本書でも紹介されているバトン・アンショワというアンチョビとチーズのパイは大人気で注文してから発送まで少し時間がかかるほどだそうです。

高島屋オンラインでも幾つかのお品物を購入できます。

メゾン・ド・プティフール 西野之朗シェフ

AU BON VIEUX TEMPS(オーボンヴュータン)のオープニングスタッフとして、河田勝彦氏の下でフランス伝統菓子を学び、1983年 渡仏、フランス・パリの「アルチュール」「メゾン・ド・ロイ」を経て帰国後、焼き菓子の卸売専門店として「フランス菓子工房西野」を設立。
1990年、日本で初めての焼菓子専門店メゾン・ド・プティ・フール(ひとくち菓子の家)をオープン。大田区に3店舗を構えています。

公式ホームページで通販も行っています。

ラトリエモトゾー 藤田統三

フランス菓子店やイタリア料理店などを経て99年よりイタリアと大阪を往復しながら修行。2005年「ソルレヴァンテ」立ち上げより14年間シェフを務めるます。16年にラトリエモトゾーを目黒にオープン。イタリアのお菓子の本も多数出版されています。

池尻大橋駅から3分の立地にイートインスペースを備えたイタリアスイーツのお店。

ドゥブルベ・ボレロ 渡邊雄二シェフ

「レ・サンジュ」などで修行をつみ、2004年に滋賀県守谷にゥブルベ・ボレロをオープン。年に1〜2回スタッフと共に渡欧し、ヨーロッパの菓子文化を探究されています。

公式ホームページで通販も行っております。

ロートンヌ 神田広達シェフ

「ら・利す帆ん」にて4年間修行。コンクールのため渡仏。22歳でジャン・マリー・ジブナレル杯チョコレート部門で入賞。その後もフランスはパリ、プロヴァンス地方などで開催されるコンクールで数々の受賞を果たし、帰国後、実家が経営する秋津「ロートンヌ」を引き継ぎ、98年よりオーナーシェフに就任。中野や伊勢丹立川にも出店されています。

公式ホームページでも通販を行っています。

ブロンディール 藤原和彦シェフ

「ANGELINA」で勤務し、渡仏。

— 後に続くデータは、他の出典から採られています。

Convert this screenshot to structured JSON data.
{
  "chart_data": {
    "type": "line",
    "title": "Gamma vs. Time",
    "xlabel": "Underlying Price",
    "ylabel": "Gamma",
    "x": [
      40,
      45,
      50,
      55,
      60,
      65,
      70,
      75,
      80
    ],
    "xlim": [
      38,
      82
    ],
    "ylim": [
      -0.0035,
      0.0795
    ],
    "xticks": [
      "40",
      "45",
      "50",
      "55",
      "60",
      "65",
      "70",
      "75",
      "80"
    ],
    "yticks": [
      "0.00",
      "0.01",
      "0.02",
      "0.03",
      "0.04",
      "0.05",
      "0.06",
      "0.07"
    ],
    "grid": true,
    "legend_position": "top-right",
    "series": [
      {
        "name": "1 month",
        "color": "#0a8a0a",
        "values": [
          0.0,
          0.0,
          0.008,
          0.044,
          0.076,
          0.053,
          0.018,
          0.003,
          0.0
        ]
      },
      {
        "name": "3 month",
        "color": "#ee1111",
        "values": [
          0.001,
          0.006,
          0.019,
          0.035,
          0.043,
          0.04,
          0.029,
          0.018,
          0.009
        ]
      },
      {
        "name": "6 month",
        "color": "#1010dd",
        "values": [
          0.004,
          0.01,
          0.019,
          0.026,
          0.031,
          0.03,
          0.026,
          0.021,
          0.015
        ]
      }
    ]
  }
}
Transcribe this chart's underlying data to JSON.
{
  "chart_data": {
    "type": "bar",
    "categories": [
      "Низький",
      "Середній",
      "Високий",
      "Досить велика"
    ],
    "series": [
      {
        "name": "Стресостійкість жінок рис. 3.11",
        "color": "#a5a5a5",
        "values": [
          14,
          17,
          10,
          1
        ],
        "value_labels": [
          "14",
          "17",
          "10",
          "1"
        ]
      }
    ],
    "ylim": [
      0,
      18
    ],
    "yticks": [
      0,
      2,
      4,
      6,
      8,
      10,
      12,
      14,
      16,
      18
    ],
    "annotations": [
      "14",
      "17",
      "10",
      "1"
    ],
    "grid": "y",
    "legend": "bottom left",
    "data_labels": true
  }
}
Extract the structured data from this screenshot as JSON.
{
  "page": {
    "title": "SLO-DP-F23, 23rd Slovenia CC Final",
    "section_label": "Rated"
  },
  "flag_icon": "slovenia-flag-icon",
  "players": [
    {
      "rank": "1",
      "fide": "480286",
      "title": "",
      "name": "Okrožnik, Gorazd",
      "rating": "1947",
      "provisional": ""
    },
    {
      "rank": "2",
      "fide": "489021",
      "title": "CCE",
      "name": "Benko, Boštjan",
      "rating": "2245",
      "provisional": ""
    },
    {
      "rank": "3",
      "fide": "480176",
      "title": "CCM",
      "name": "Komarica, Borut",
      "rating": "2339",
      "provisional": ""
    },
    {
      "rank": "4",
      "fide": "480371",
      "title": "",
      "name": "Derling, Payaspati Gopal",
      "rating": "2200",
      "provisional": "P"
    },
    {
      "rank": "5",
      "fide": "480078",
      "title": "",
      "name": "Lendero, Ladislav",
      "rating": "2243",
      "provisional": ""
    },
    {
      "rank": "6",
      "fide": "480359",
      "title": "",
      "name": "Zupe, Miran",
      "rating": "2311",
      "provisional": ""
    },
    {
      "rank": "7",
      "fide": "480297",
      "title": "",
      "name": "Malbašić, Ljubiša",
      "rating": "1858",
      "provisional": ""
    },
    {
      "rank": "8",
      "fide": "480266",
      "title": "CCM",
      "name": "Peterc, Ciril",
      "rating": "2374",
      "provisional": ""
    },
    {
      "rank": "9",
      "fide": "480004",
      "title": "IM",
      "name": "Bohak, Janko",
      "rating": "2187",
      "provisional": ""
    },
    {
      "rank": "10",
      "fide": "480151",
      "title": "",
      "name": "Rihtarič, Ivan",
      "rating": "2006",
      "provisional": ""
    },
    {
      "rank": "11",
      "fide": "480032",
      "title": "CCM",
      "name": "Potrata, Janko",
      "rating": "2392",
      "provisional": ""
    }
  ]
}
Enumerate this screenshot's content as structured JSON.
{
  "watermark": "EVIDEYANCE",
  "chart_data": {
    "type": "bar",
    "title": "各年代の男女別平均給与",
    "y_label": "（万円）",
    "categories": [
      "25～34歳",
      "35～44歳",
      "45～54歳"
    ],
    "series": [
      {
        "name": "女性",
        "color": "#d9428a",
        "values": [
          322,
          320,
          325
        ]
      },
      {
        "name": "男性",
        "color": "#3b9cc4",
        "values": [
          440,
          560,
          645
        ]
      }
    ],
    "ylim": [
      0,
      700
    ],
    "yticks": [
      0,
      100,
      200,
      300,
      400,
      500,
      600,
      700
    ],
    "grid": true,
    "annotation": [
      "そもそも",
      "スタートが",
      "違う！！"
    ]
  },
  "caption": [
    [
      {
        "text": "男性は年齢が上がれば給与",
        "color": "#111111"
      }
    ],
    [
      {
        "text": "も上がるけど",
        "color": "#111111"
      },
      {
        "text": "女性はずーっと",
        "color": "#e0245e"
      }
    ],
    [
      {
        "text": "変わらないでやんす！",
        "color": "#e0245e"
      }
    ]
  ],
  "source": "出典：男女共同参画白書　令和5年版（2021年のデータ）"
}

ロレーヌ地方「AU PALET D’OR」(ルレデセール)にて勤務。帰国後、代官山「BURDIGALA」に勤務した後、南青山「パティスリー・フジタ」シェフに就任。麻布・六本木・青山・品川などのレストランのお菓子も同時に手がけられます。2004年「BLONDIR」オープン。埼玉県ふじみ野市から東京都石神井公園に移転されました。個人的に大好きなお店です。

パティスリー ルシェルシェ 村田義武シェフ

「なかたに亭」をはじめ東京や神奈川で修行後、再び「なかたに亭」へ。2011年に大阪市西区パティスリー ルシェルシェをオープン。

550-0015大阪市西区南堀江4−5 B-101

リョウラ 菅又亮輔シェフ

3年間の渡仏後、「ピエール・エルメ サロン・ド・テ」、「ドゥーパティスリーカフェ」オープンからシェフパティシエを務め、2015年用賀に「Ryoura(リョウラ)」をオープン。たくさんのメディアや雑誌に登場する人気パティシエです。

エクラデジュール パティスリー 中山洋平シェフ

ホテル日航東京などを経て渡仏。「パトリック・シュバロ」、「アルノー・デルモンテ」で修行。帰国後、「銀座菓楽」、「ルエールサンク」のシェフパティシエを務め、
2014年東陽町にエクラデジュールパティスリーオープン。

公式ホームページで通販を行っています。

東陽町にあるエクラデジュールパティスリー、中山洋平シェフによる本格的なフランス菓子をお楽しみください。

中山シェフのとても中身の濃いインタビューがありますので良かったらご覧ください。

本書を読んでさらに各お店に行くと感動もひとしおかと思います。機会があれば是非!